The links between trade and investment are undeniable.

  One measure of this linkage is the fact that roughly one-third of the world's $6.1 trillion in merchandise and services trade (1995 figures) is intra-company trade between foreign subsidiaries of multinational companies and their domestic parent. A further one third of global trade consists of exports by these multinationals to unrelated parties. Sales of foreign subsidiaries of multinational corporations now exceed global trade.

  The sharp rise in foreign direct investment from 1973 to 1995 (from $25 billion to $315 billion) has brought the issue of investment to the front of the multilateral trade debate. While all World Trade Organization member states acknowledge the connection between trade and investment, and all appreciate the importance of foreign investment to development, there is disagreement over the extent to which the WTO should be involved in setting international rules for foreign investment.

  The WTO agreement, which came into force in January 1995, includes provisions pertaining to investment. The General Agreement on Trade in Services recognizes that foreign investment is an important mode through which companies deliver services to foreign markets. The GATS contains conditions providing foreign service providers the right to establish in host markets and the right of foreign services companies to national treatment with regard to the obligations and benefits of the marketplace.
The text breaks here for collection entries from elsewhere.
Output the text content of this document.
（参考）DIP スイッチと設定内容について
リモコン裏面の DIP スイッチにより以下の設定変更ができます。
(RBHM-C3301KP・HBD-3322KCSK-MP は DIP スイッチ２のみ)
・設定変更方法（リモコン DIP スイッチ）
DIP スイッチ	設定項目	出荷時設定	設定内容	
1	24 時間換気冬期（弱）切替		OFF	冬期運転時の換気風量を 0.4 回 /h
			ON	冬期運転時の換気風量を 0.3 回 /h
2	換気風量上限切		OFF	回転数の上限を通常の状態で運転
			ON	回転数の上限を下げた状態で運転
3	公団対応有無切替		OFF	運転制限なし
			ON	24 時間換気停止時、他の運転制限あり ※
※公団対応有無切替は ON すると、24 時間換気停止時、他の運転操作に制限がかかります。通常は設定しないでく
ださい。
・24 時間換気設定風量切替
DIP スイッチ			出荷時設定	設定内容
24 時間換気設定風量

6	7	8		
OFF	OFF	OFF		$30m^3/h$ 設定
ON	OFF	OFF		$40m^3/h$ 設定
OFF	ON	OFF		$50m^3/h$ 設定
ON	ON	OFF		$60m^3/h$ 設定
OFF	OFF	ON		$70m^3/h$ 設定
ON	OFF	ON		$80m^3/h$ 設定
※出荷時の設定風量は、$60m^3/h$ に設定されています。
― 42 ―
However, these rights apply only in those cases where WTO member countries have taken specific commitments regarding individual services sectors. Coverage in this area is far from complete.

  The agreement on Trade-Related Aspects of Intellectual Property Rights, extends to foreign services companies protection for patents, copyrights and trademarks.

  The agreement on Trade-Related Investment Measures aims to facilitate foreign investment by clarifying that certain regulations imposed by host governments are contrary to international trade rules. Specifically, foreign governments cannot force foreign investors to use a certain percentage of domestically produced inputs in the production process, and they may not mandate that foreign-owned companies export a percentage of their output.

  A transitional period is given for the removal of such measures. Developed countries must remove these kinds of restrictions by the end of 1996, developing countries must comply by year end 1999 and the least developed countries have until the end of 1999 to end such practices. WTO member nations agreed that a review be undertaken in 2000 and that member states consider at that

time whether to begin negotiations aimed at enhancing the TRIMS accord through additional provisions on investment policy and competition policy.

  Before that review takes place, member nations agree a program of study should be launched to gain better understanding of the relationship between trade and investment. But there is disagreement over which international agency should be responsible for this analysis. Significantly, the debate on this issue has not broken down along the traditional north-south divide.


  Many developing nations, particularly those from Latin America, have joined the industrial nations in supporting the view that the WTO should be the forum for this study. But a core of important developing nations believe the report should be handled in the United Nations Conference on Trade and Development.


  Another factor in the debate is that the 27 member nations of Organization for Economic Cooperation and Development are closing in on a Multilateral Agreement on Investment which would cover the world's richest nations and any developing nations wishing to sign on to the accord. OECD members accounted for $202 billion of the outward foreign investment in 1995. Investors in those countries hold 92% of the world's stock of FDI and the OECD nations receive 73% of FDI flows.

Further complicating the issue of rules for global investment is the fact that more 1,160 bilateral, regional and plurilateral investment agreements are already in place.

  In chapter four of the WTO's annual report, a chapter dedicated to the issue of trade and investment, Director General Renato Ruggiero argues that the WTO provides the best forum for co-ordinating global rules and disciplines for investment. The WTO offers developing countries the best opportunity to shape global rules on investment, Mr. Ruggiero argues.

  "A lack of rule and policy coherence poses a danger to security and predictability, which are the basic goals of trade and investment agreements ... Only a multilateral negotiation in the WTO, when appropriate, can provide ... a global and balanced framework."